Experiments at Flüela Pass (GR)
As in the last two years, SLF researchers are conducting rockfall experiments at Chant Sura on the Flüela Pass in the summer of 2019. They are using artificial rocks made of concrete rather than natural stones. In an initial series of experiments, all the rocks have the same dice-like shape but different weights. The lightest weighs 44 kg, the heaviest around 2670 kg. The advantage of using artificial rocks is that they are very easy to compare, and large numbers of identical rocks can be produced. This makes it possible to investigate the effect of weight on movement behaviour, without differences in shape affecting the result. Determining the effect of shape will be a focus of future experiments, which will include tests using wheel-shaped rocks.
The test site is a slope of approximately 40 degrees and 300 m in length. While the researchers set a rock rolling down the slope, sensors mounted in the rock measure its rotations and accelerations in all three axes. The runout distances are measured using a highly accurate GPS device. The researchers are also using synchronised high-resolution videogrammetry for the first time, a technique in which two to three cameras each record 25 images per second from different viewing angles at a resolution of 8K. This enables conclusions to be drawn about jump distances, and in an ideal scenario the researchers can reconstruct the entire trajectory of the rock in 3D from the stereo images recorded.
The data obtained will be used as a basis for testing upgrades to the RAMMS::ROCKFALL simulation software.

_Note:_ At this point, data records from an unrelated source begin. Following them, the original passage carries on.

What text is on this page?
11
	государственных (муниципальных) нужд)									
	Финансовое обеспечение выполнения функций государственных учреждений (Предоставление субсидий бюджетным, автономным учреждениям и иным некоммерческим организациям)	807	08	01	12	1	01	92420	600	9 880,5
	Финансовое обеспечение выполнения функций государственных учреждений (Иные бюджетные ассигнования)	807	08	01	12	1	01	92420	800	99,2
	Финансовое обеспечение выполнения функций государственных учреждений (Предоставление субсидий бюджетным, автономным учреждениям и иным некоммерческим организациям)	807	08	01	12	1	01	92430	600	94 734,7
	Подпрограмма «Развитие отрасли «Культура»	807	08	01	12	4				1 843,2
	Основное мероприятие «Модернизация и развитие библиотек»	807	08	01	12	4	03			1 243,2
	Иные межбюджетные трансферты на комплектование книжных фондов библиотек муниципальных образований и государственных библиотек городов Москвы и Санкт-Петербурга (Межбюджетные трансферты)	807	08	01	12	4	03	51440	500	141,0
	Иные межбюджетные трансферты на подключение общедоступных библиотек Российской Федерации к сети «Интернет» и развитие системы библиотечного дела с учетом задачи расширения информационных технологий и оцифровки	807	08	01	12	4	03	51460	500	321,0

Systematic test series, such as those carried out by the researchers at the Flüela Pass, provide a more accurate and comprehensive data source than case studies.
Experiments on Spitsbergen
This September, for the second time, members of the RAMMS team take the opportunity provided by a workshop for students at the University Centre in Svalbard (UNIS) to host a day of rockfall experiments on Spitsbergen, the largest island of the Svalbard archipelago. The SLF researchers conduct the experiments with the students before presenting the lecture and accompanying exercises. The team digitises the rocks, inserts the relevant sensors, and records the trajectories of the rocks as they fly through the air and ultimately come to rest. Together with researchers attached to UNIS, they also produce a terrain model with the aid of a terrestrial laser scanner. During the subsequent classroom exercises the captured data is used to create an exact simulation of the field conditions and thus to compare the model's performance with the actual events.
Results of earlier experiments indicate that wheel-like movements play an even more significant role in rockfall movements than was previously assumed. These and other findings are continuously being applied to design further experiments and develop the sensor and data recording technology. Since RAMMS::ROCKFALL simulations can already be compared with actual experiments, the developers are able to mirror reality even more precisely. The ultimate aim is to provide practitioners with a valuable and calibrated tool to support their danger analysis and mapping work.